Ojenews.com Ketapang Kalbar,-Bupati Ketapang, Martin Rantan, akhirnya angkat suara terkait krisis yang melanda kemitraan koperasi perkebunan sawit di wilayahnya. Dalam surat resmi yang diterbitkan itu, Bupati mengungkapkan fakta mengejutkan: 54 perusahaan sawit kemitraan masih bergantung pada dana talangan, sebuah kondisi yang dinilai sangat mengancam keberlanjutan ekonomi petani plasma.
Surat dengan nomor 291/DISTANAKBUN-D.500.6.14.3/2024 ini merupakan tindak lanjut dari audiensi pada 11 November 2024 di kediaman Bupati Ketapang.
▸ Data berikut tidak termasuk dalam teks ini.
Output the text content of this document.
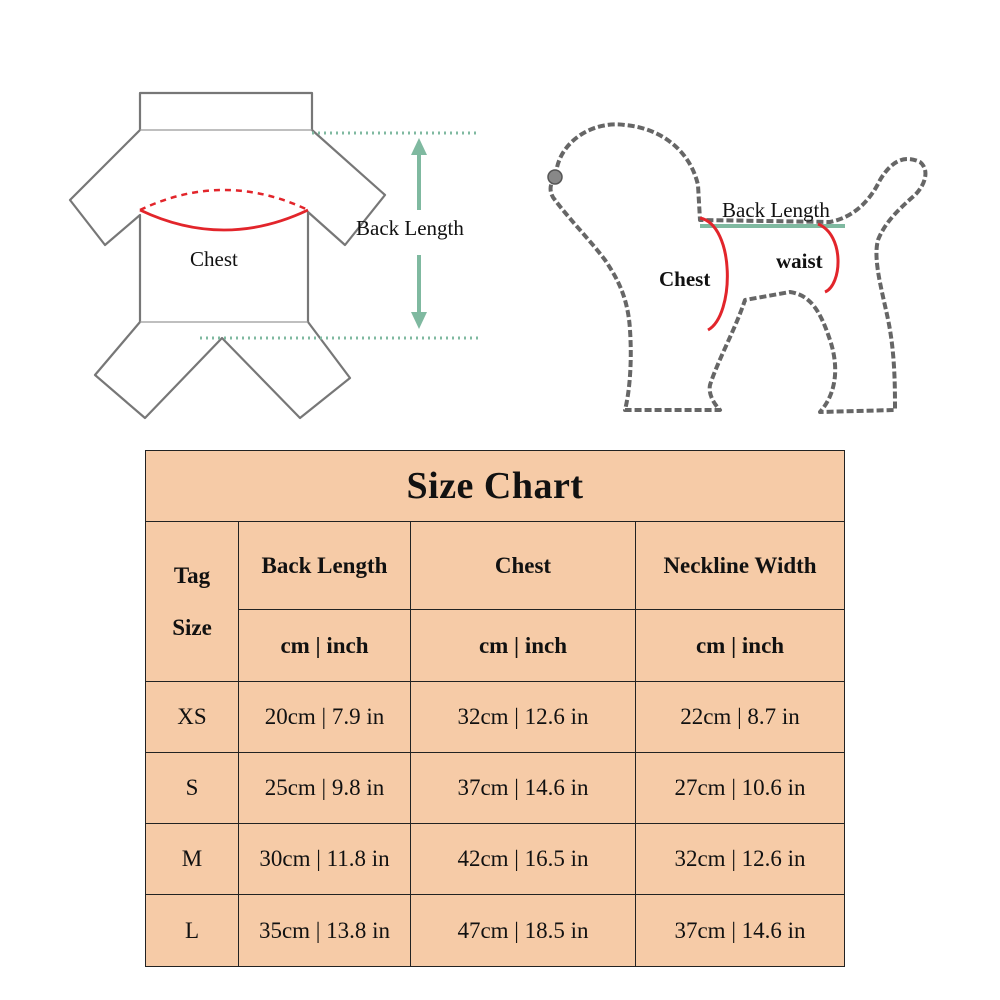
Chest
Back Length
Back Length
Chest
waist
Size Chart			
Tag
Size	Back Length	Chest	Neckline Width
	cm | inch	cm | inch	cm | inch
XS	20cm | 7.9 in	32cm | 12.6 in	22cm | 8.7 in
S	25cm | 9.8 in	37cm | 14.6 in	27cm | 10.6 in
M	30cm | 11.8 in	42cm | 16.5 in	32cm | 12.6 in
L	35cm | 13.8 in	47cm | 18.5 in	37cm | 14.6 in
Pertemuan tersebut membahas berbagai masalah mendesak yang melibatkan Koperasi Perkebunan Bina Satong Lestari (Desa Kuala Satong), Koperasi Perkebunan Lestari Abadi Bersama (Desa Kuala Tolak), dan Koperasi Perkebunan Bina Bersama.
Dalam suratnya, Bupati membeberkan tiga persoalan besar yang menjadi penghambat utama keberhasilan program kemitraan ini:
1. Krisis Manajemen Teknis – Kegiatan operasional perusahaan dan koperasi kemitraan terkendala masalah teknis yang membutuhkan pendampingan langsung dari Dinas Pertanian, Peternakan, dan Perkebunan Ketapang.
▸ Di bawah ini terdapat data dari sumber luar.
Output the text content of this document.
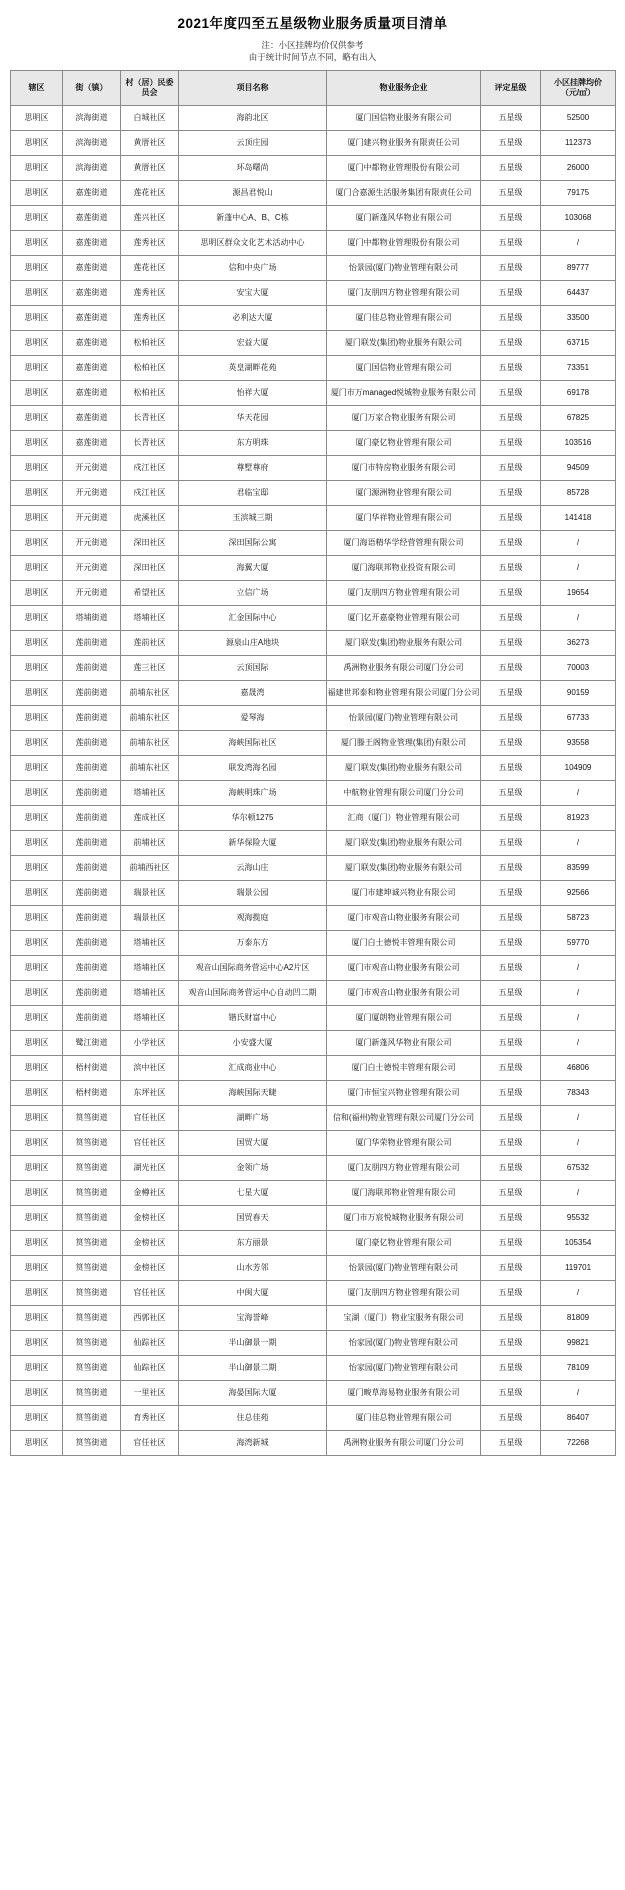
2021年度四至五星级物业服务质量项目清单
注：小区挂牌均价仅供参考
由于统计时间节点不同，略有出入
辖区	街（镇）	村（居）民委员会	项目名称	物业服务企业	评定星级	小区挂牌均价
（元/㎡）

思明区	滨海街道	白城社区	海韵北区	厦门国信物业服务有限公司	五星级	52500
思明区	滨海街道	黄厝社区	云顶庄园	厦门建兴物业服务有限责任公司	五星级	112373
思明区	滨海街道	黄厝社区	环岛曙尚	厦门中都物业管理股份有限公司	五星级	26000
思明区	嘉莲街道	莲花社区	源昌君悦山	厦门合嘉源生活服务集团有限责任公司	五星级	79175
思明区	嘉莲街道	莲兴社区	新蓬中心A、B、C栋	厦门新蓬风华物业有限公司	五星级	103068
思明区	嘉莲街道	莲秀社区	思明区群众文化艺术活动中心	厦门中都物业管理股份有限公司	五星级	/
思明区	嘉莲街道	莲花社区	信和中央广场	怡景园(厦门)物业管理有限公司	五星级	89777
思明区	嘉莲街道	莲秀社区	安宝大厦	厦门友朋四方物业管理有限公司	五星级	64437
思明区	嘉莲街道	莲秀社区	必利达大厦	厦门佳总物业管理有限公司	五星级	33500
思明区	嘉莲街道	松柏社区	宏益大厦	厦门联发(集团)物业服务有限公司	五星级	63715
思明区	嘉莲街道	松柏社区	英皇湖畔花苑	厦门国信物业管理有限公司	五星级	73351
思明区	嘉莲街道	松柏社区	怡祥大厦	厦门市万managed悦城物业服务有限公司	五星级	69178
思明区	嘉莲街道	长青社区	华天花园	厦门万家合物业服务有限公司	五星级	67825
思明区	嘉莲街道	长青社区	东方明珠	厦门豪亿物业管理有限公司	五星级	103516
思明区	开元街道	戍江社区	尊墅尊府	厦门市特房物业服务有限公司	五星级	94509
思明区	开元街道	戍江社区	君临宝邸	厦门源洲物业管理有限公司	五星级	85728
思明区	开元街道	虎溪社区	玉滨城三期	厦门华祥物业管理有限公司	五星级	141418
思明区	开元街道	深田社区	深田国际公寓	厦门海语精华学经营管理有限公司	五星级	/
思明区	开元街道	深田社区	海翼大厦	厦门海联邦物业投资有限公司	五星级	/
思明区	开元街道	希望社区	立信广场	厦门友朋四方物业管理有限公司	五星级	19654
思明区	塔埔街道	塔埔社区	汇金国际中心	厦门亿开嘉豪物业管理有限公司	五星级	/
思明区	莲前街道	莲前社区	源泉山庄A地块	厦门联发(集团)物业服务有限公司	五星级	36273
思明区	莲前街道	莲三社区	云顶国际	禹洲物业服务有限公司厦门分公司	五星级	70003
思明区	莲前街道	前埔东社区	嘉晟湾	福建世邦泰和物业管理有限公司厦门分公司	五星级	90159
思明区	莲前街道	前埔东社区	爱琴海	怡景园(厦门)物业管理有限公司	五星级	67733
思明区	莲前街道	前埔东社区	海峡国际社区	厦门滕王阁物业管理(集团)有限公司	五星级	93558
思明区	莲前街道	前埔东社区	联发湾海名园	厦门联发(集团)物业服务有限公司	五星级	104909
思明区	莲前街道	塔埔社区	海峡明珠广场	中航物业管理有限公司厦门分公司	五星级	/
思明区	莲前街道	莲成社区	华尔顿1275	汇商（厦门）物业管理有限公司	五星级	81923
思明区	莲前街道	前埔社区	新华保险大厦	厦门联发(集团)物业服务有限公司	五星级	/
思明区	莲前街道	前埔西社区	云海山庄	厦门联发(集团)物业服务有限公司	五星级	83599
思明区	莲前街道	瑞景社区	瑞景公园	厦门市建坤诚兴物业有限公司	五星级	92566
思明区	莲前街道	瑞景社区	观海揽庭	厦门市观音山物业服务有限公司	五星级	58723
思明区	莲前街道	塔埔社区	万泰东方	厦门白士德悦丰管理有限公司	五星级	59770
思明区	莲前街道	塔埔社区	观音山国际商务营运中心A2片区	厦门市观音山物业服务有限公司	五星级	/
思明区	莲前街道	塔埔社区	观音山国际商务营运中心自动凹二期	厦门市观音山物业服务有限公司	五星级	/
思明区	莲前街道	塔埔社区	锴氏财富中心	厦门厦朗物业管理有限公司	五星级	/
思明区	鹭江街道	小学社区	小安盛大厦	厦门新蓬风华物业有限公司	五星级	/
思明区	梧村街道	滨中社区	汇成商业中心	厦门白士德悦丰管理有限公司	五星级	46806
思明区	梧村街道	东坪社区	海峡国际天睫	厦门市恒宝兴物业管理有限公司	五星级	78343
思明区	筼筜街道	官任社区	湖畔广场	信和(福州)物业管理有限公司厦门分公司	五星级	/
思明区	筼筜街道	官任社区	国贸大厦	厦门华荣物业管理有限公司	五星级	/
思明区	筼筜街道	湖光社区	金领广场	厦门友朋四方物业管理有限公司	五星级	67532
思明区	筼筜街道	金樽社区	七星大厦	厦门海联邦物业管理有限公司	五星级	/
思明区	筼筜街道	金榜社区	国贸春天	厦门市万宸悦城物业服务有限公司	五星级	95532
思明区	筼筜街道	金榜社区	东方丽景	厦门豪亿物业管理有限公司	五星级	105354
思明区	筼筜街道	金榜社区	山水芳邻	怡景园(厦门)物业管理有限公司	五星级	119701
思明区	筼筜街道	官任社区	中闽大厦	厦门友朋四方物业管理有限公司	五星级	/
思明区	筼筜街道	西郭社区	宝海誉峰	宝湖（厦门）物业宝服务有限公司	五星级	81809
思明区	筼筜街道	仙踪社区	半山御景一期	怡家园(厦门)物业管理有限公司	五星级	99821
思明区	筼筜街道	仙踪社区	半山御景二期	怡家园(厦门)物业管理有限公司	五星级	78109
思明区	筼筜街道	一里社区	海晏国际大厦	厦门畯草海易物业服务有限公司	五星级	/
思明区	筼筜街道	育秀社区	住总佳苑	厦门佳总物业管理有限公司	五星级	86407
思明区	筼筜街道	官任社区	海湾新城	禹洲物业服务有限公司厦门分公司	五星级	72268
2. Ketergantungan pada Dana Talangan – Sebanyak 54 perusahaan kemitraan masih menggunakan dana talangan untuk menopang operasional kebun plasma. Hal ini menciptakan beban keuangan yang besar bagi koperasi, yang seharusnya sudah mandiri.
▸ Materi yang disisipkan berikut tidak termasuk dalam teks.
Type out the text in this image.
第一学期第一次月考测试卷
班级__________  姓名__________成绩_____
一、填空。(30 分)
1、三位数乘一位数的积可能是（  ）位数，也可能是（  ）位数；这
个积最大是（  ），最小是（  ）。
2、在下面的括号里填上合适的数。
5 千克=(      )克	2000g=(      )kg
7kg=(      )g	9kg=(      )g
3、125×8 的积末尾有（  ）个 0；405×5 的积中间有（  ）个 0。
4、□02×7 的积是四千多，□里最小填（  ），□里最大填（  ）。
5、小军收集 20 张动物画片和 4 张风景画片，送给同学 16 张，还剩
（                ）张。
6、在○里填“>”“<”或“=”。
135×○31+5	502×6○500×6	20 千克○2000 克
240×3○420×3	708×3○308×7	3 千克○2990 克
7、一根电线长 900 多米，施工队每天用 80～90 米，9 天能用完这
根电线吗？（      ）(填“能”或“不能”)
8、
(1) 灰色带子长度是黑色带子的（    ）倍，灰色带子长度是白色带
3. Perusahaan Lalai Bayar Kewajiban – Beberapa perusahaan mitra belum menyelesaikan pembayaran kepada koperasi, memperparah ketidakstabilan keuangan koperasi dan merugikan petani plasma.
*Panggilan untuk Perubahan*
*Bupati Martin Rantan* secara tegas meminta agar DPRD Ketapang segera turun tangan dalam menyelesaikan masalah ini. “Dukungan DPRD sangat diperlukan untuk memastikan koperasi dapat keluar dari jeratan ketergantungan ini dan mulai beroperasi secara mandiri,” ujar Martin dalam suratnya.
Ia juga menyerukan kepada perusahaan-perusahaan sawit untuk segera melunasi kewajibannya kepada koperasi. “Ketidakadilan ini tidak bisa dibiarkan terus berlangsung. Masyarakat petani plasma adalah tulang punggung ekonomi daerah yang harus dilindungi,” tambahnya.
*Publik Desak Transparansi dan Tindakan Tegas*
Fakta bahwa lebih dari 50 perusahaan sawit masih bergantung pada dana talangan memicu pertanyaan besar di kalangan masyarakat. Mengapa program kemitraan yang dijanjikan membawa kesejahteraan justru menyisakan beban berat bagi koperasi dan petani plasma?
Aktivis lokal pun mulai angkat bicara, menuntut transparansi dari perusahaan-perusahaan sawit terkait penggunaan dana talangan ini. “Publik harus tahu ke mana dana talangan ini digunakan. Jika tidak ada solusi nyata, maka ini adalah kegagalan pemerintah dan perusahaan,” ujar salah seorang tokoh masyarakat yang enggan disebutkan namanya.
*Langkah Selanjutnya*
Bupati Ketapang menegaskan, solusi atas permasalahan ini membutuhkan komitmen semua pihak, termasuk DPRD, pemerintah daerah, perusahaan mitra, dan koperasi itu sendiri. Jika masalah ini tidak segera ditangani, dikhawatirkan akan memperburuk kondisi ekonomi para petani plasma yang sudah kesulitan selama ini.
Publik kini menanti aksi nyata dari pemerintah dan DPRD untuk memastikan program kemitraan ini benar-benar membawa kesejahteraan, bukan justru menambah beban bagi rakyat Ketapang.